OTI welcomes today's House passage of the "Cyber Vulnerability Disclosure Reporting Act" (H.R. 3202), which would provide greater transparency for the Vulnerabilities Equities Process (VEP) that the government uses to assess when to disclose cyber vulnerabilities and when to exploit them. As OTI recently advocated, requiring unclassified reporting on the policies and procedures developed for coordinating cyber vulnerability disclosures is critical for the establishment of a transparent and functional VEP.
In November, the administration released a new VEP charter that outlines how the administration weighs the cybersecurity need to disclose vulnerabilities against the equities of law enforcement and intelligence agencies who seek to exploit these vulnerabilities.
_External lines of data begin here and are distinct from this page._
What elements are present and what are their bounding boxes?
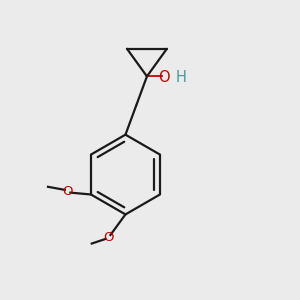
Text: O: O bbox=[103, 231, 114, 244]
Text: O: O bbox=[63, 185, 73, 198]
Text: O: O bbox=[158, 70, 169, 86]
Text: H: H bbox=[175, 70, 186, 86]
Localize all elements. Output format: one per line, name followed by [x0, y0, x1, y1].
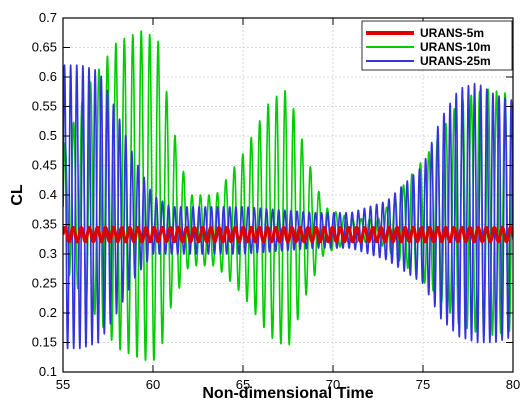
- y-tick-label-1: 0.15: [32, 335, 57, 350]
- y-tick-label-8: 0.5: [39, 128, 57, 143]
- x-tick-label-0: 55: [56, 377, 70, 392]
- x-tick-label-4: 75: [416, 377, 430, 392]
- y-axis-title: CL: [9, 184, 26, 206]
- y-tick-label-4: 0.3: [39, 246, 57, 261]
- x-tick-label-1: 60: [146, 377, 160, 392]
- tick-labels: 55 60 65 70 75 80 0.1 0.15 0.2 0.25 0.3 0.35 0.4 0.45…: [32, 10, 520, 392]
- x-tick-label-5: 80: [506, 377, 520, 392]
- series-line-2: [63, 64, 513, 350]
- y-tick-label-11: 0.65: [32, 40, 57, 55]
- series-line-0: [63, 225, 513, 244]
- x-axis-title: Non-dimensional Time: [202, 385, 373, 402]
- y-tick-label-12: 0.7: [39, 10, 57, 25]
- ticks: [62, 17, 514, 373]
- x-tick-label-2: 65: [236, 377, 250, 392]
- x-tick-label-3: 70: [326, 377, 340, 392]
- y-tick-label-7: 0.45: [32, 158, 57, 173]
- y-tick-label-5: 0.35: [32, 217, 57, 232]
- y-tick-label-10: 0.6: [39, 69, 57, 84]
- series-layer: [63, 30, 513, 361]
- y-tick-label-2: 0.2: [39, 305, 57, 320]
- legend-label-0: URANS-5m: [420, 26, 484, 40]
- y-tick-label-9: 0.55: [32, 99, 57, 114]
- y-tick-label-3: 0.25: [32, 276, 57, 291]
- y-tick-label-0: 0.1: [39, 364, 57, 379]
- legend-label-1: URANS-10m: [420, 40, 491, 54]
- legend: URANS-5m URANS-10m URANS-25m: [361, 20, 513, 71]
- y-tick-label-6: 0.4: [39, 187, 57, 202]
- legend-label-2: URANS-25m: [420, 54, 491, 68]
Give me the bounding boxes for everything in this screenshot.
The bill passed by the House today would require that within eight months, the Department of Homeland Security provide an unclassified report to Congress describing the policies and procedures adopted under this process and outlining instances in which the government disclosed vulnerabilities to enable vendors to repair them.
The following statement can be attributed to Andi Wilson, policy analyst at New America’s Open Technology Institute:
Today’s House vote is a step forward toward enabling the public to assess how the administration is actually deciding when to disclose cyber vulnerabilities. Creating a requirement in law for unclassified reporting on the Vulnerabilities Equities Process is a key part of much-needed reform. The administration’s Charter for the VEP is policy, not law, and unless the government is legally required to report to Congress, then we have no way to trust that the VEP is functioning as we have been told it should. This bill provides welcome transparency and we urge Congress to enact further reforms of the process by which the government reviews and discloses dangerous cybersecurity vulnerabilities.